Nearly two decades ago, Paffenbarger et al. showed for the first time that moderate physical activity was associated with a lower risk of death, at least in male Harvard alumni.1 The Nurses' Health Study14 later provided strong evidence for a protective effect in women as well. The original INTERHEART study, looking at both men and women, finally shed light on a possible gender difference in the protective effect of physical activity. Based on the study of Held et al., this only holds true for leisure time activity, but not for occupational activity. Although potentially of great importance, this finding was not highlighted as such. First, it would have been interesting to see the proportion of sedentary subjects based on gender. Worldwide, leisure time physical activity is generally more prevalent among men than women.15 Lower average income, time-consuming housekeeping duties, and cultural restrictions could preclude women from participating in leisure time physical activity. Moreover, in rural and in low-income urban areas, women may already be physically exhausted from their ‘occupational’ physical activities. Secondly, it might be interesting to assess the potential interaction between gender and employment status. People's employment status can impact their level of physical activity during the week. Data of the NHANES revealed that women with full-time sedentary jobs had less physical activity compared with unemployed women. This observation is in striking contrast to unemployed men, who are less physically active than their employed male counterparts, even those employed in sedentary jobs.16 It is evident that women should increase their physical activity levels to regain their gender advantage in terms of cardiovascular risk.

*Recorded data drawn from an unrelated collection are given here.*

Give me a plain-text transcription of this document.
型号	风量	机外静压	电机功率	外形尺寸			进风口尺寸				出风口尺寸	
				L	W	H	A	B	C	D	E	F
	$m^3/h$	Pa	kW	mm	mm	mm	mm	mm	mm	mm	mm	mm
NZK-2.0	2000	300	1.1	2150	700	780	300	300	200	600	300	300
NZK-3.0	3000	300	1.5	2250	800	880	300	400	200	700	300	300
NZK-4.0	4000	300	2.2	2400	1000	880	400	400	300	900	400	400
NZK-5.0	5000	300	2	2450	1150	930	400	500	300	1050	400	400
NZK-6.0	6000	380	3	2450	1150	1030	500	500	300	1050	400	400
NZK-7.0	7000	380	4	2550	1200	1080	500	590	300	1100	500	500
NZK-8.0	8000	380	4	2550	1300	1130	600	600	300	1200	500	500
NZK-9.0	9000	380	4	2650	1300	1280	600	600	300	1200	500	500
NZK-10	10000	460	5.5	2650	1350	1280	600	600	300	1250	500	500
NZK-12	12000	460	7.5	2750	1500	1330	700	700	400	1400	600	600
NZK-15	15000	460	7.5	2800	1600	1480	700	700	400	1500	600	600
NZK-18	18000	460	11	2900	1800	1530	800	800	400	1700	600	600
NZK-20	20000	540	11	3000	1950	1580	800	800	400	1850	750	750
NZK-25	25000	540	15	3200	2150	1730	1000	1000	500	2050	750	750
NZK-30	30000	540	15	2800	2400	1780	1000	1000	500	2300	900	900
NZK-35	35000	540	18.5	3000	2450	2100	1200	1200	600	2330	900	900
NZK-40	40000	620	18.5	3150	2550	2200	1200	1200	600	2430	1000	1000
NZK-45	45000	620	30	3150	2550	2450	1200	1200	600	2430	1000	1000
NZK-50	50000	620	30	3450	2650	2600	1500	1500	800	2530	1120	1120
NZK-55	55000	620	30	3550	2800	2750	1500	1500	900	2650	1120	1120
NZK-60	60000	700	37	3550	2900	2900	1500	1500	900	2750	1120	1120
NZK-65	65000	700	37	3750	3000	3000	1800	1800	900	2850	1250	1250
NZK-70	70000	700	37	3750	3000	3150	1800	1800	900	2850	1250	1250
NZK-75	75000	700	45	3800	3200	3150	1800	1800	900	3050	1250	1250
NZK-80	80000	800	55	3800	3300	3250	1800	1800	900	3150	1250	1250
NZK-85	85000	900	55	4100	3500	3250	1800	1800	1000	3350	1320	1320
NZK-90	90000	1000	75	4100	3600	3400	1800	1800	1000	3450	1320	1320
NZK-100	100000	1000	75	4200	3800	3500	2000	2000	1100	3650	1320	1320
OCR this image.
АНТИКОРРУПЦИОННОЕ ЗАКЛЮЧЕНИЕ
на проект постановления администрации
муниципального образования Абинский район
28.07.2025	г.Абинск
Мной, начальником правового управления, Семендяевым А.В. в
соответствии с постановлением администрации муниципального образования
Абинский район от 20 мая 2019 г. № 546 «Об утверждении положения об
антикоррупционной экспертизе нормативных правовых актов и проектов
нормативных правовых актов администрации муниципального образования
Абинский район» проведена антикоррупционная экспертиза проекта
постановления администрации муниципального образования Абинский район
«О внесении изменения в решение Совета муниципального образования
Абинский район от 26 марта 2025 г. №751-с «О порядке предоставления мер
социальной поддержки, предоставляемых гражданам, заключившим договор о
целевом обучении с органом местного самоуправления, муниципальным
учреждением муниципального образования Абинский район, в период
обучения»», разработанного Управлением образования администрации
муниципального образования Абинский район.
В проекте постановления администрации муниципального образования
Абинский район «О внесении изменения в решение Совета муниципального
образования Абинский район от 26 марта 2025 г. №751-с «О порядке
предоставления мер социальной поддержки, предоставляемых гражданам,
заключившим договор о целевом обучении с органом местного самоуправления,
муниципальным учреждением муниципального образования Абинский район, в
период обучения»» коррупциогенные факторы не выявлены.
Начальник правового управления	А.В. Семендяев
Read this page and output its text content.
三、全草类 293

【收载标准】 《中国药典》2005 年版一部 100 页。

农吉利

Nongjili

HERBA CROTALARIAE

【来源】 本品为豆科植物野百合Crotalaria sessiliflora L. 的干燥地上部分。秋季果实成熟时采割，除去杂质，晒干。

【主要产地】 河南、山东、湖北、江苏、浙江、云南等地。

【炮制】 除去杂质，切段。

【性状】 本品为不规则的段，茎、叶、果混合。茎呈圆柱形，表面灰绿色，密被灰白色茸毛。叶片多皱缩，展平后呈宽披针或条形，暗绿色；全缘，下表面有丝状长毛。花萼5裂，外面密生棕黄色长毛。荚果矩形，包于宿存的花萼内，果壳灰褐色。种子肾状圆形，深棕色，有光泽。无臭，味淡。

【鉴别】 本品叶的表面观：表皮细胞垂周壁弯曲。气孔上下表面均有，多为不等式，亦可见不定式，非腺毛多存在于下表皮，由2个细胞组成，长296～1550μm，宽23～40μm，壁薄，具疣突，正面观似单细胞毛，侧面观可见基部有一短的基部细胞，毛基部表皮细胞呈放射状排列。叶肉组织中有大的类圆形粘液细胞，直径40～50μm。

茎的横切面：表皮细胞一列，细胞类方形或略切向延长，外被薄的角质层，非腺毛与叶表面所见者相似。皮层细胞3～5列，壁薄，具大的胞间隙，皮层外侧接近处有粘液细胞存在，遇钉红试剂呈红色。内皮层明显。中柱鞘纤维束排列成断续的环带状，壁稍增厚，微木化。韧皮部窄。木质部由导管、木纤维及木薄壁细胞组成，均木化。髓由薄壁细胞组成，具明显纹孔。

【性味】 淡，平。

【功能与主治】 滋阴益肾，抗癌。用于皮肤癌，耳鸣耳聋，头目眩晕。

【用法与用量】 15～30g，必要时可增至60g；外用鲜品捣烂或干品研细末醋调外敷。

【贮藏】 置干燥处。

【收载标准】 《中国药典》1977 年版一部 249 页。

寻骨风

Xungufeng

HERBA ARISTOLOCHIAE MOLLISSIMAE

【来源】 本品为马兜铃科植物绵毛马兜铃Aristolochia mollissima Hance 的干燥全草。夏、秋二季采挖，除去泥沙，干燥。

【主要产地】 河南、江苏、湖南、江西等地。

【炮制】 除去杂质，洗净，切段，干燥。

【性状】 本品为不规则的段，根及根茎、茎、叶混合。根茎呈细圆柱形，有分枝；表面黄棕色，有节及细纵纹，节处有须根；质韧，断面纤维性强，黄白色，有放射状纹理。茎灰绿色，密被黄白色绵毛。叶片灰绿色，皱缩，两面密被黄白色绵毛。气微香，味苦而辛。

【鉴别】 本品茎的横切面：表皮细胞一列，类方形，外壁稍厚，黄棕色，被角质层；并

Finally, in a truly singular approach, the authors report on the effects of possible markers of sedentarism on cardiovascular risk. More specifically, ownership of a car and/or a TV was shown to be convincingly associated with an increased risk for AMI. This association was mainly seen in low- and middle-income countries. Ownership of a car and TV was related to sedentary work and being sedentary during leisure time. Overall, ownership of neither a car nor a TV was rare; 4–15%, depending on income levels. The authors suggest encouraging physical activity through the promotion of transportation alternatives. Ideally, we should adopt the example set by the Danish and commute by bike.17

Although timely and highly relevant, the paper of Held et al. leaves clinicians with the Herculean task of translating this evidence into effective preventive care. If we want to support healthy longevity, we should put a stop to the pandemic of sedentarism.

Staying physically fit throughout life may well be one of the easiest, cheapest, and most effective ways to avoid the coronary care unit.

Figure 1.
Figure 1.

Mechanisms of beneficial effects of physical activity on the development and progression of coronary heart disease. The primary effects of regular physical activity have been shown both in animal translational work and in human subjects. They involve both the prevention of endothelial damage and the promotion of repair mechanisms, that ultimately restore endothelial integrity and stimulate angiogenesis. At the secondary level, and more indirectly, exercise training modulates most of the ‘traditional’ cardiovascular (CV) risk factors. Last, but not least, efforts to promote physical activity, for instance encouraging bicycle transport, may have advantageous environmental consequences. EPC, endothelial progenitor cells.

Conflict of interest: none declared.

Footnotes

  • The opinions expressed in this article are not necessarily those of the Editors of the European Heart Journal or of the European Society of Cardiology.